The present invention relates to wafer steppers, and to high-intensity ultraviolet light sources for use in them.
FIG. 1 shows an example of a "stepper" photolithography system. Such systems are commonly used in the manufacture of advanced integrated circuits. In such a system, an illuminator subsystem 100 illuminates a reticle (held in the reticle subsystem 200). The reticle contains a layout pattern for exposure of a single integrated circuit (or sometimes only a portion of an integrated circuit). A lens 300 images the illuminated reticle pattern onto a wafer, coated with photoresist, which is held on the wafer stage subsystem.
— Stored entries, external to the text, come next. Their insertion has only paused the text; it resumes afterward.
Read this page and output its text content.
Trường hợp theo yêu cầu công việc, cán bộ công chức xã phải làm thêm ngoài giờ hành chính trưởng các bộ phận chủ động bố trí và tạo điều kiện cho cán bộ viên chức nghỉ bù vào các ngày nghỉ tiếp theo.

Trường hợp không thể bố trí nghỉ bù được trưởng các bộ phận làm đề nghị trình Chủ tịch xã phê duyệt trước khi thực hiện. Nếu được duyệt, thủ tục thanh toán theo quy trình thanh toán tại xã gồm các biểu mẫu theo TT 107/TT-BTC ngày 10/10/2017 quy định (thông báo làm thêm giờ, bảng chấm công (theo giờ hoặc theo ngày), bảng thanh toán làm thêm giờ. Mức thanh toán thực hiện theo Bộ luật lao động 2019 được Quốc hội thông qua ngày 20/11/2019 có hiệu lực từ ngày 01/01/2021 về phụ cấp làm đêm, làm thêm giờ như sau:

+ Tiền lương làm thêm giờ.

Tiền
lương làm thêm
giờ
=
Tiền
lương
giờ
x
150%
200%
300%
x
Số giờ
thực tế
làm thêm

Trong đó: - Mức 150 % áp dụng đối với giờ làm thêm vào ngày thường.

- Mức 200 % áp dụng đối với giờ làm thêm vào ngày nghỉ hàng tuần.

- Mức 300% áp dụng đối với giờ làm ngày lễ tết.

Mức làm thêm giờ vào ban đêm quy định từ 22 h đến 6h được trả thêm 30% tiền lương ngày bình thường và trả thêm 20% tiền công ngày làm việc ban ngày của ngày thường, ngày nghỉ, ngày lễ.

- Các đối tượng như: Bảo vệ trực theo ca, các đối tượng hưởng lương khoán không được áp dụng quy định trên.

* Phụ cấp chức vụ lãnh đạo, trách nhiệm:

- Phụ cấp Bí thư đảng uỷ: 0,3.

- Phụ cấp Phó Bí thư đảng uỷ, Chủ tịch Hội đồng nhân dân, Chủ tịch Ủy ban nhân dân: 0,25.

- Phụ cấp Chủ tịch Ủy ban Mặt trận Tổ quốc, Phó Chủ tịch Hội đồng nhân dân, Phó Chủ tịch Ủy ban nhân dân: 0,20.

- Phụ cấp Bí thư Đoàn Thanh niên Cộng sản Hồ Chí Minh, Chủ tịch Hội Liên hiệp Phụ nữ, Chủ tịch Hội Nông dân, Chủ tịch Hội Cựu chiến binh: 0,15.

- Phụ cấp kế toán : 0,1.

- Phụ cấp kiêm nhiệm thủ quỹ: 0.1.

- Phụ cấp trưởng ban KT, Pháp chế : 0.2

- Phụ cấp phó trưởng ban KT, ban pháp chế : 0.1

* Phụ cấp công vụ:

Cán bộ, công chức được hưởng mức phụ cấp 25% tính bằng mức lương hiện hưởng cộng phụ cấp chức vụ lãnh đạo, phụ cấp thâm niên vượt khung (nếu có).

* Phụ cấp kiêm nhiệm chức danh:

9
At the wafer surface, the dimensions which must be imaged may be well under half a micron. (As of 1993, 0.35 .mu.m is being used in very advanced production processes.) This requires use of short wavelengths. (Typically the 365nm wavelength of a mercury arc, referred to the "I-line," is used for illumination in half-micron systems.) Moreover, to achieve correct photoresist exposure, the image brightness must be extremely uniform over the desired width of the image field. Moreover, to achieve correct photoresist exposure, the image brightness must be extremely uniform over the desired width of the image field. Moreover, to maximize throughput, it is desirable to have a reasonably high image brightness. These desiderata impose very severe constraints on the optical system, and lenses with very aggressive numerical aperture ("NA") values are typically used (often greater than 0.5, and even approaching 0.6 in the newest designs). Additional background on the optics of imaging systems may be found in A. Conrady, APPLIED OPTICS AND OPTICAL DESIGN (2 vols. 1960); R. Kingslake, LENS DESIGN FUNDAMENTALS (1978); R. Kingslake, OPTICAL SYSTEM DESIGN (1983); MICROCIRCUIT ENGINEERING 91 (1992); K. Valiev, PHYSICS OF SUBMICRON LITHOGRAPHY (1992); VLSI TECHNOLOGY (ed. Y. Tarui 1986); the series APPLIED OPTICS AND OPTICAL ENGINEERING; Franon, OPTICAL IMAGE FORMATION AND PROCESSING (1979); and the Optical Society of America's HANDBOOK OF OPTICS (1978); all of which are hereby incorporated by reference.
Lens design to satisfy these constraints is simplified if the light source is quasi-monochromatic (i.e. covers only a narrow range of wavelengths). This is normally done by filtering the light from a mercury arc lamp operated at relatively high power. Thus, a stepper illuminator consists of several optical elements which narrow the bandwidth of the mercury arc lamp illumination prior to reflecting the light down the optical column. Each of these elements reduces the intensity of the illumination, so that most of the optical power output of the arc lamp is necessarily wasted. In order to get more illumination intensity the size of the lamp has been increased from 350 W to up to 1500 W. However, the intensity at the I-line wavelength (365 nm) is already very small when compared to G-line (438 nm), so increasing the size of the lamp does not linearly increase the amount of I-line illumination. The size of the lamp is also limited due to the amount of heat generated, which will degrade the optical component coating. Thus, brightness is very much at a premium in the stepper illumination stage.